1. For questions related to solutions, the process is streamlined. The system simply uses a semantic search retriever to fetch the most relevant, context-rich results from the vector database.

Answer Generation:

In the final step, the system generates the most relevant products.

• For product queries, the results from different sub-queries are reduced to one answer, which is then passed to the Judge LLM.
• For solution queries, the semantic search provides a relevant response.

This approach ensures that the user’s query is handled with the appropriate method and the responses are accurate and relevant.

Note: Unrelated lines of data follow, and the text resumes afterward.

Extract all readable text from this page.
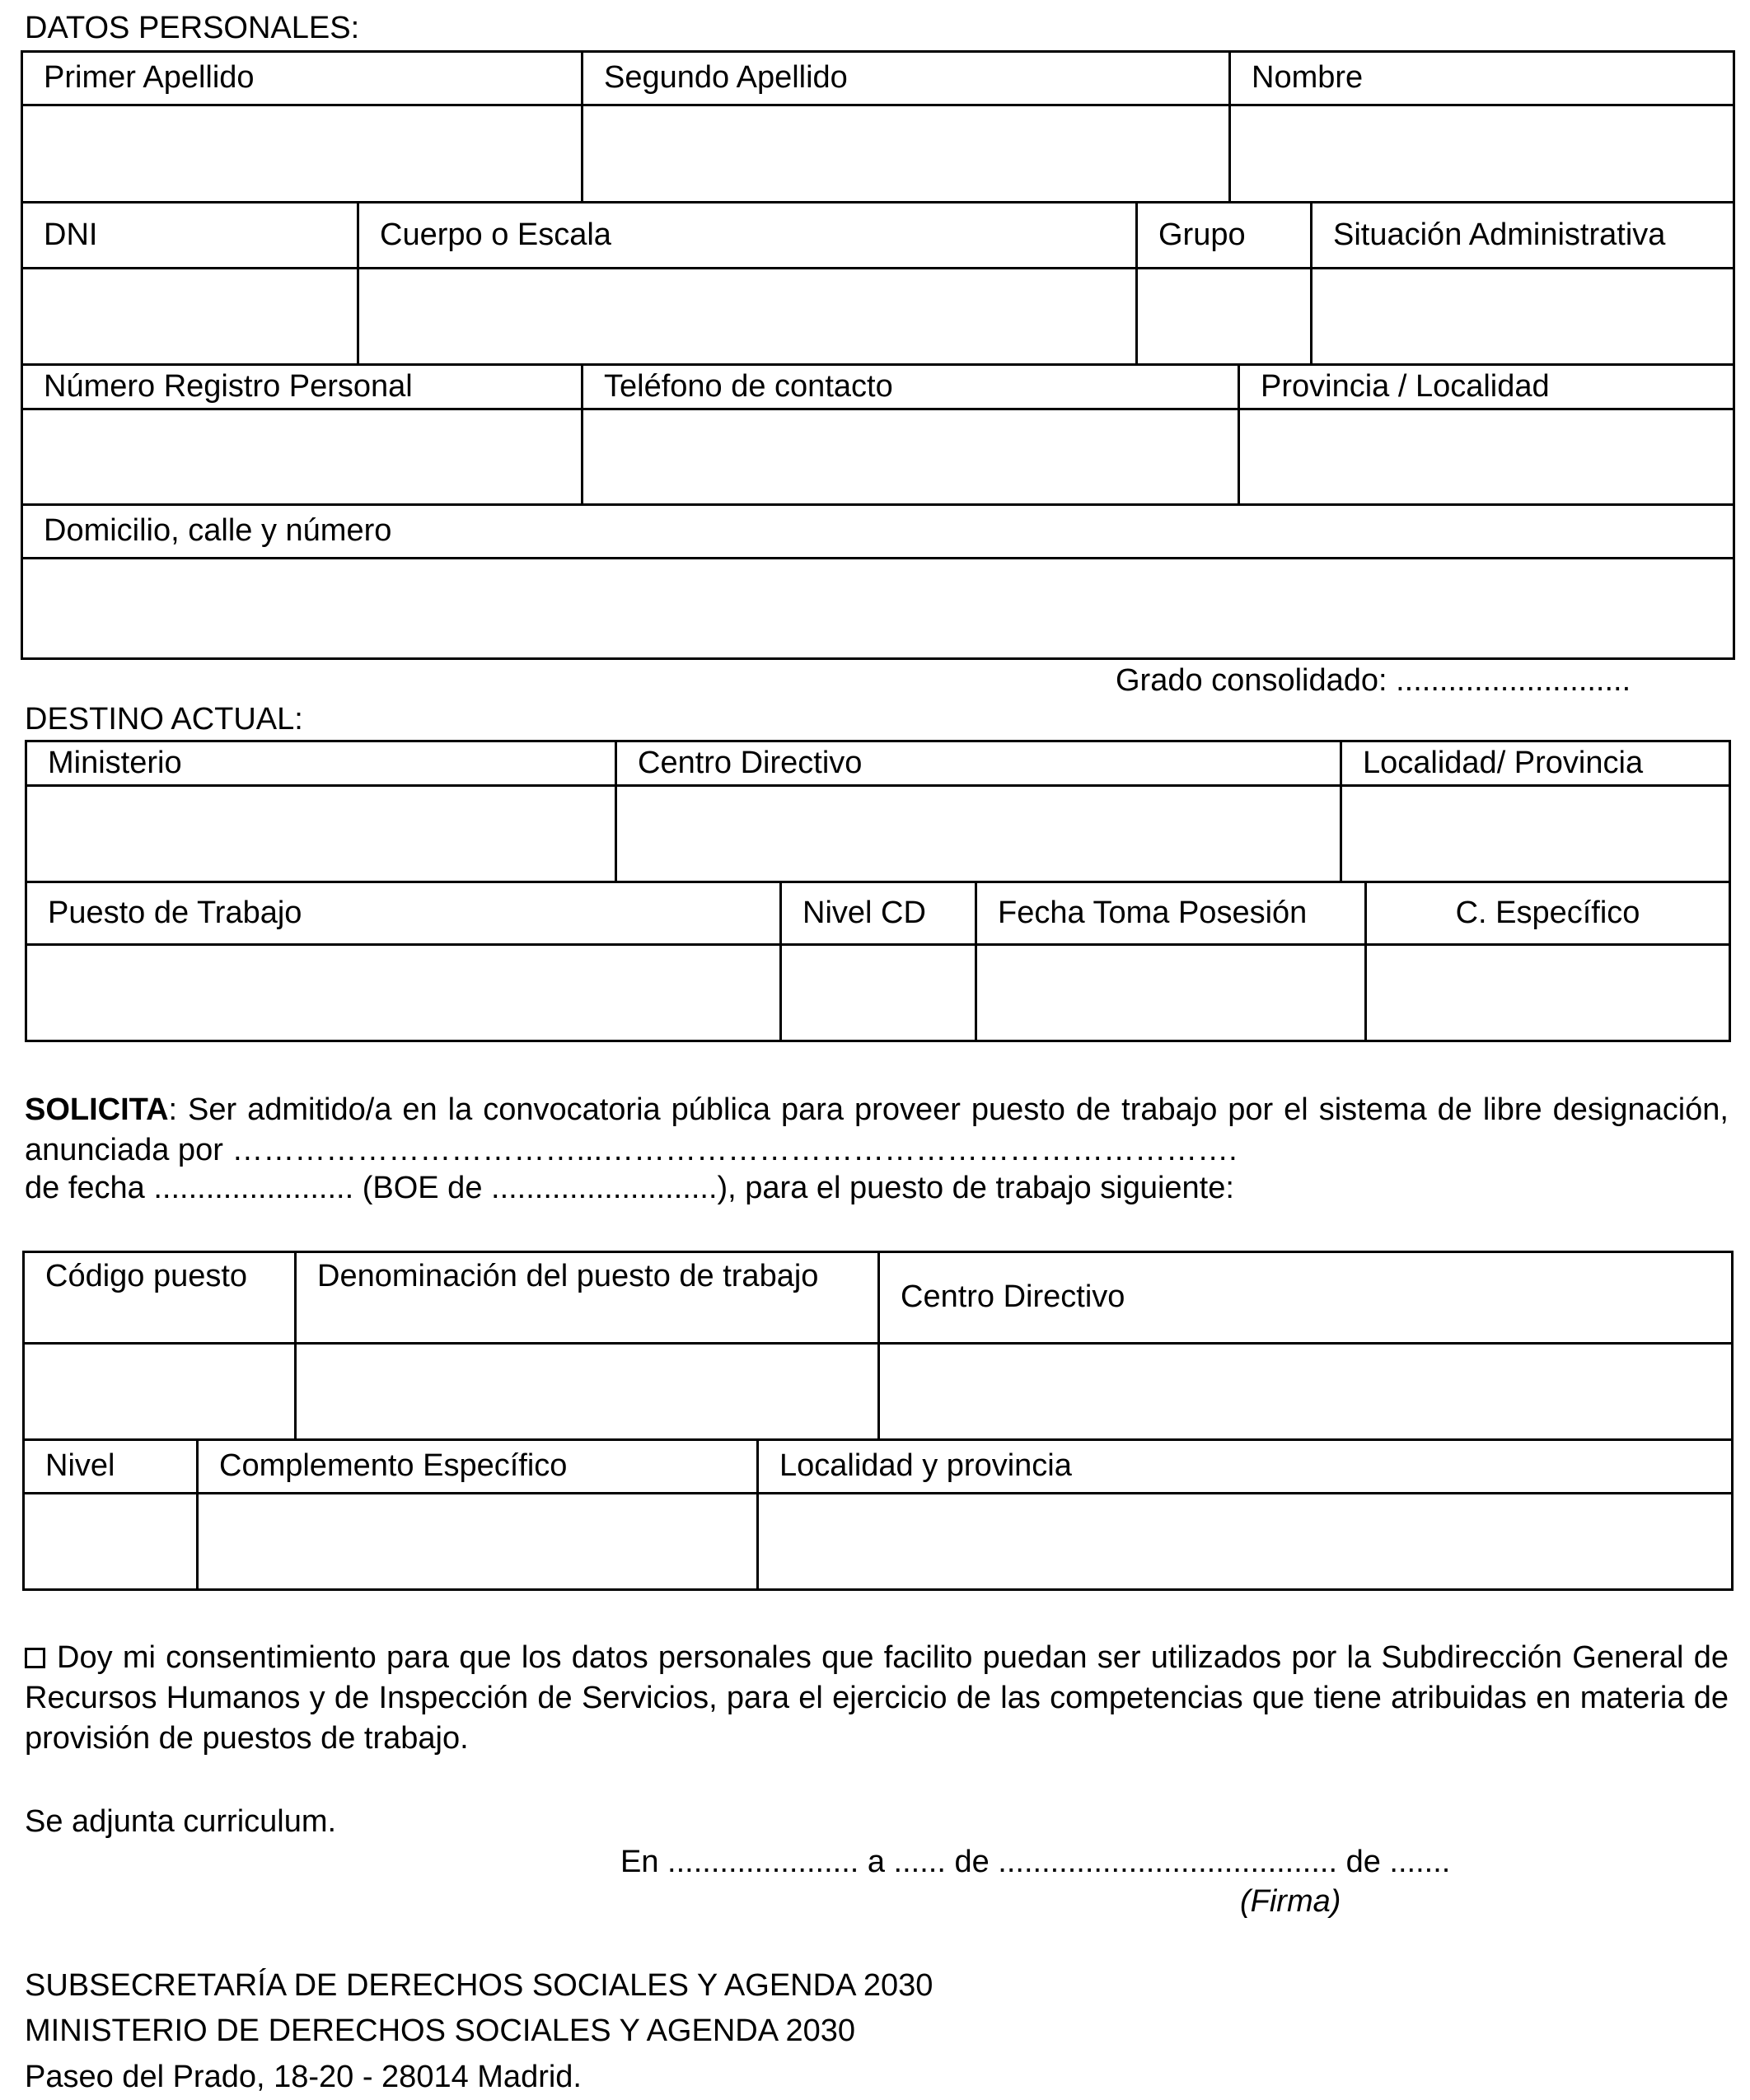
DATOS PERSONALES:
Primer Apellido	Segundo Apellido	Nombre

DNI	Cuerpo o Escala	Grupo	Situación Administrativa

Número Registro Personal	Teléfono de contacto	Provincia / Localidad

Domicilio, calle y número

Grado consolidado: ...........................
DESTINO ACTUAL:
Ministerio	Centro Directivo	Localidad/ Provincia

Puesto de Trabajo	Nivel CD	Fecha Toma Posesión	C. Específico

SOLICITA: Ser admitido/a en la convocatoria pública para proveer puesto de trabajo por el sistema de libre designación, anunciada por ……………………………...…………………………………………………….
de fecha ....................... (BOE de ..........................), para el puesto de trabajo siguiente:
Código puesto	Denominación del puesto de trabajo	Centro Directivo

Nivel	Complemento Específico	Localidad y provincia

Doy mi consentimiento para que los datos personales que facilito puedan ser utilizados por la Subdirección General de Recursos Humanos y de Inspección de Servicios, para el ejercicio de las competencias que tiene atribuidas en materia de provisión de puestos de trabajo.
Se adjunta curriculum.
En ...................... a ...... de ....................................... de .......
(Firma)
SUBSECRETARÍA DE DERECHOS SOCIALES Y AGENDA 2030
MINISTERIO DE DERECHOS SOCIALES Y AGENDA 2030
Paseo del Prado, 18-20 - 28014 Madrid.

Real-World Applications: A Game Changer for Chemical Sectors

The Chemical Industry is experiencing the benefits of this AI-powered product discovery system. The integration of intent-based retrieval and context-aware recommendations has dramatically reduced the time spent searching for products, thus enabling faster decision-making processes and more informed decisions. This system helps the user get products for their specific requirements.

Conclusion: A Smarter, Faster, and More Efficient Chemical Product Search

The future of chemical product search is bright with the integration of Generative AI and Agentic Retrieval-Augmented Generation. This solution not only increases the accuracy of product recommendations but also streamlines decision-making processes for industries that rely on complex chemical products. With continued advancements in AI, this approach will continue to revolutionize the way people search for and select chemical products, making the process smarter, faster, and more efficient.

As the chemical industry continues to evolve, embracing AI-driven solutions will be key to staying competitive and driving innovation in product discovery.